Within 24 hours of starting treatment the patient felt unwell, with nausea, anorexia, and oligodipsia. She developed pink discoloration of the urine in which she noted sediment, and intense loin pain. Hospitalisation followed. Urinalysis demonstrated a pH of 5.0, urinary blood and protein. An intravenous urogram suggested an obstruction at the right vesicoureteric junction. Diagnostic retrograde ureteroscopy demonstrated crystalluria, and insertion of a temporary ureteric stent at this time, with administration of intravenous fluids, effected symptomatic relief. Sulphadiazine was suspended.
The majority of reports of sulphadiazine crystalluria occur in patients with AIDS under treatment for toxoplasmosis encephalitis.1
These patients may have various factors predisposing them to the development of crystalluria such as poor fluid intake, fever, diarrhoea, hypoalbuminuria, and acidification of the urine. The associated polypharmacy of many AIDS patients may contribute to crystal or stone formation through the latter mechanism, or because of cystallisation of other drugs such as aciclovir, triamterene, primidone, or other sulphonamides.
Historically, sulphadiazine crystalluria has been reported in non-AIDS patients2 and may cause renal impairment in 1–4% of HIV negative patients.1 To our knowledge, however, this complication has not been reported in the ophthalmic literature. Ophthalmologists we surveyed were not aware of this potential complication, nor is it documented in the British National Formulary.

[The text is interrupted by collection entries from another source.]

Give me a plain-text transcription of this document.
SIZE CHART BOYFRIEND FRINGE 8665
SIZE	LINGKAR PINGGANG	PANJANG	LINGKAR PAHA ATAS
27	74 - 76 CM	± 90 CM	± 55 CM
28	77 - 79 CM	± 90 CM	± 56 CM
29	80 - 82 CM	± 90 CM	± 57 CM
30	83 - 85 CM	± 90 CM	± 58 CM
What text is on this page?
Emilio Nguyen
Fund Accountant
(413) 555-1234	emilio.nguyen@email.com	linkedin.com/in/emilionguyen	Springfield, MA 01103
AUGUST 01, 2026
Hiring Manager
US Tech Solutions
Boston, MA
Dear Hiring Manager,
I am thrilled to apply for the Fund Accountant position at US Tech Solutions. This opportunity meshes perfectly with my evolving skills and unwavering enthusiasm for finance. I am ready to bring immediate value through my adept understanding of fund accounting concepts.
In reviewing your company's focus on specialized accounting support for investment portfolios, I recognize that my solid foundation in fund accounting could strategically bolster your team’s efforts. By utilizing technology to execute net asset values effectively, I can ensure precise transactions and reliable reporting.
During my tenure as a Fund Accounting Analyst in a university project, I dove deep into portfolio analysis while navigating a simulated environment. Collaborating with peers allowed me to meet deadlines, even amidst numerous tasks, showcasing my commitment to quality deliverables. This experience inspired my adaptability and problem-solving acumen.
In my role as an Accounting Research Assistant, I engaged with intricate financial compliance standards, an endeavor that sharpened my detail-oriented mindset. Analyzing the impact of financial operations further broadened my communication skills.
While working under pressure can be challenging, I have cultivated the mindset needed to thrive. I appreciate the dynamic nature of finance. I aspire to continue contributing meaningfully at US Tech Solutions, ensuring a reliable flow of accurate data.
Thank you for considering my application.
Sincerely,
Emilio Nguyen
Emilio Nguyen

Although it occurred quickly in our patient, the complication usually occurs after a median of 10 days in HIV negative subjects at a cumulative sulphadiazine dose of 40 g.2
Microscopy of freshly voided urine commonly shows characteristic “sheaves of wheat” crystalluria and haematuria. Ultrasonography can reveal echogenic foci in the renal parenchyma as well as in the collecting systems, and hydronephrosis.3 x Ray examination has a low diagnostic sensitivity.
Management can be conservative with prompt analgesia, intravenous fluids, plus or minus diuretics, and alkalisation of urine with sodium bicarbonate to above a pH of 7.5. This usually achieves prompt dissolution of even large calculi.4 It is not always necessary to stop sulphadiazine.